Memorial Day will soon be here. Appropriately, we -meaning my helper Benjamin, with me looking over his shoulder, giving instructions, and taking photos – planted an eponymously named rose today. Originally called Decoration Day, a day to honor Union soldiers fallen during the Civil War, in the 20th century Memorial Day became a holiday to honor all American soldiers killed in war. Often, however, people use the day to pay respects to any loved ones who have passed away.

Memorial Day Rose, a 2004 Weeks Rose introduction and AARS winner, is a hybrid tea rose with a strong damask rose fragrance. It’s just heavenly. When I was looking for a rose to bring home to plant, I sniffed every single variety at the garden center. While there were several others – Mr. Lincoln and Fragrant Cloud –  to which my nose gave equally high scores, I thought that Memorial Day would look best in the spot that I had picked out. And as I thought about it, I realized that this rose was an excellent selection for more than aesthetic reasons.

My father-in-law, a highly decorated war veteran, recently passed away. So, I think that as members of our family pass by this rose in the garden, the sweet fragrance of Memorial Day may occasion pleasant memories of time spent with Bob.

Memorial Day Rose

Benjamin planting Memorial Day Rose

“Refreshing Minty Lemon Limeade” and “Baked Tomatoes with Mint Cream”

Having recently written in general terms about ways to use mint – see my post Mint: It Grows Like a Weed, but That’s Okay from 5/15/12 – I thought it appropriate to offer a few more mint recipes every now and then. Both of the recipes below contain mint ingredients employed to a subtle effect. Enjoy!

 Refreshing Minty Lemon Limeade

2 1/4 c. ice water

1/2 c. fresh lemon juice

1/2 c. fresh lime juice

3/4 c. mint simple syrup, or to taste

Stir ingredients together. Chill until serving. Serve over ice.  Garnish with mint leaves, or with lemon or lime slices.

Baked Tomatoes with Mint Cream

(based on a recipe from Scottish Heritage Food and Cooking, 2005, Lorenz Books of Anness Publishing, London)

5 large ripe tomatoes

1 c. heavy cream

2 mint leaves

1 T.  mint-infused vodka

1/3 c. crumbled cheese of a good melting variety, such as Monterey Jack

salt and pepper

1. Fill a large stock pot to about half full with water then add a dash of salt and bring to a boil.

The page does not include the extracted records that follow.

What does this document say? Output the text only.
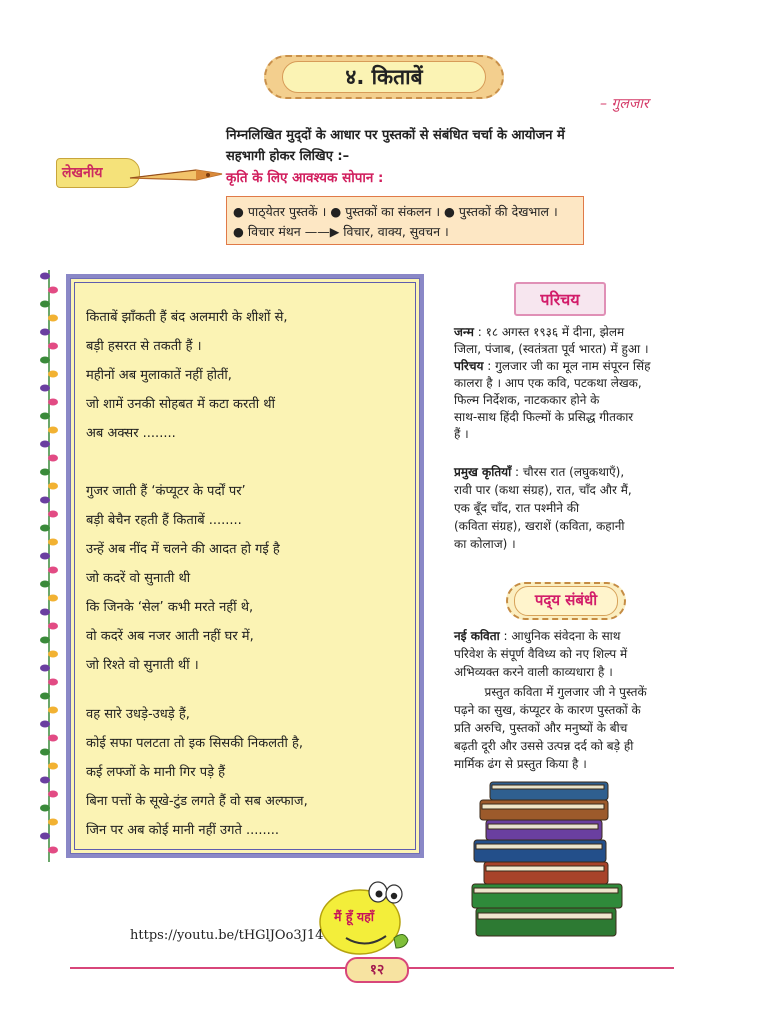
४. किताबें
– गुलजार
निम्नलिखित मुद्‌दों के आधार पर पुस्तकों से संबंधित चर्चा के आयोजन में
सहभागी होकर लिखिए :–
कृति के लिए आवश्यक सोपान :
लेखनीय
● पाठ्‌येतर पुस्तकें । ● पुस्तकों का संकलन । ● पुस्तकों की देखभाल ।
● विचार मंथन ——▶ विचार, वाक्य, सुवचन ।
किताबें झाँकती हैं बंद अलमारी के शीशों से,
बड़ी हसरत से तकती हैं ।
महीनों अब मुलाकातें नहीं होतीं,
जो शामें उनकी सोहबत में कटा करती थीं
अब अक्सर ........
गुजर जाती हैं ‘कंप्यूटर के पर्दों पर’
बड़ी बेचैन रहती हैं किताबें ........
उन्हें अब नींद में चलने की आदत हो गई है
जो कदरें वो सुनाती थी
कि जिनके ‘सेल’ कभी मरते नहीं थे,
वो कदरें अब नजर आती नहीं घर में,
जो रिश्ते वो सुनाती थीं ।
वह सारे उधड़े-उधड़े हैं,
कोई सफा पलटता तो इक सिसकी निकलती है,
कई लफ्जों के मानी गिर पड़े हैं
बिना पत्तों के सूखे-टुंड लगते हैं वो सब अल्फाज,
जिन पर अब कोई मानी नहीं उगते ........
परिचय
जन्म : १८ अगस्त १९३६ में दीना, झेलम
जिला, पंजाब, (स्वतंत्रता पूर्व भारत) में हुआ ।
परिचय : गुलजार जी का मूल नाम संपूरन सिंह
कालरा है । आप एक कवि, पटकथा लेखक,
फिल्म निर्देशक, नाटककार होने के
साथ-साथ हिंदी फिल्मों के प्रसिद्ध गीतकार
हैं ।
प्रमुख कृतियाँ : चौरस रात (लघुकथाएँ),
रावी पार (कथा संग्रह), रात, चाँद और मैं,
एक बूँद चाँद, रात पश्मीने की
(कविता संग्रह), खराशें (कविता, कहानी
का कोलाज) ।
पद्‌य संबंधी
नई कविता : आधुनिक संवेदना के साथ
परिवेश के संपूर्ण वैविध्य को नए शिल्प में
अभिव्यक्त करने वाली काव्यधारा है ।
प्रस्तुत कविता में गुलजार जी ने पुस्तकें
पढ़ने का सुख, कंप्यूटर के कारण पुस्तकों के
प्रति अरुचि, पुस्तकों और मनुष्यों के बीच
बढ़ती दूरी और उससे उत्पन्न दर्द को बड़े ही
मार्मिक ढंग से प्रस्तुत किया है ।
मैं हूँ यहाँ
https://youtu.be/tHGlJOo3J14
१२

2. Meanwhile wash and core tomatoes – a grapefruit knife works well for coring – and then cut an ‘x’ into the bottom of each tomato. Carefully drop tomatoes into boiling water. When the skins start to split, transfer tomatoes to a colander and give a quick rinse with cold water. Allow to cool.

3. Preheat oven to 425 degrees F. While the oven is heating, place the heavy cream in a non-stick pot, add mint leaves and vodka, and allow to simmer over low to medium-low heat. Simmer until the heavy cream is reduced to about 3/4 of a  cup.

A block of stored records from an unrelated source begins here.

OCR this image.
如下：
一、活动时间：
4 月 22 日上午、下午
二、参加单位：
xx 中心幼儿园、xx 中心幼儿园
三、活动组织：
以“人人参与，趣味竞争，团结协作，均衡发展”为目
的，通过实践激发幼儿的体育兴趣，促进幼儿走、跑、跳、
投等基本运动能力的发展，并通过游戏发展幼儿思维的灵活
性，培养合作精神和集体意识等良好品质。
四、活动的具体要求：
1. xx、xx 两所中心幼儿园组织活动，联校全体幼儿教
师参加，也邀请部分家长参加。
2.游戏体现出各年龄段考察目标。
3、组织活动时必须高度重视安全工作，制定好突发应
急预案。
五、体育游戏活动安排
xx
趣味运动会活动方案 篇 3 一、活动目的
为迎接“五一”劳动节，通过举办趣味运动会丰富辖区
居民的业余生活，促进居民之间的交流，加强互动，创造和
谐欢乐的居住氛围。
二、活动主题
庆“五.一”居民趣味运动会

4. While the cream simmers, brush a baking dish with olive oil. Slice tomatoes and arrange them in baking dish, allowing them to overlap slightly. Strain the thickened cream over tomatoes. Sprinkle with cheese and then with salt and pepper. Bake for 15 minutes or until the cheese is melted. Serve as a side dish or with a rustic bread for a small but rich meal.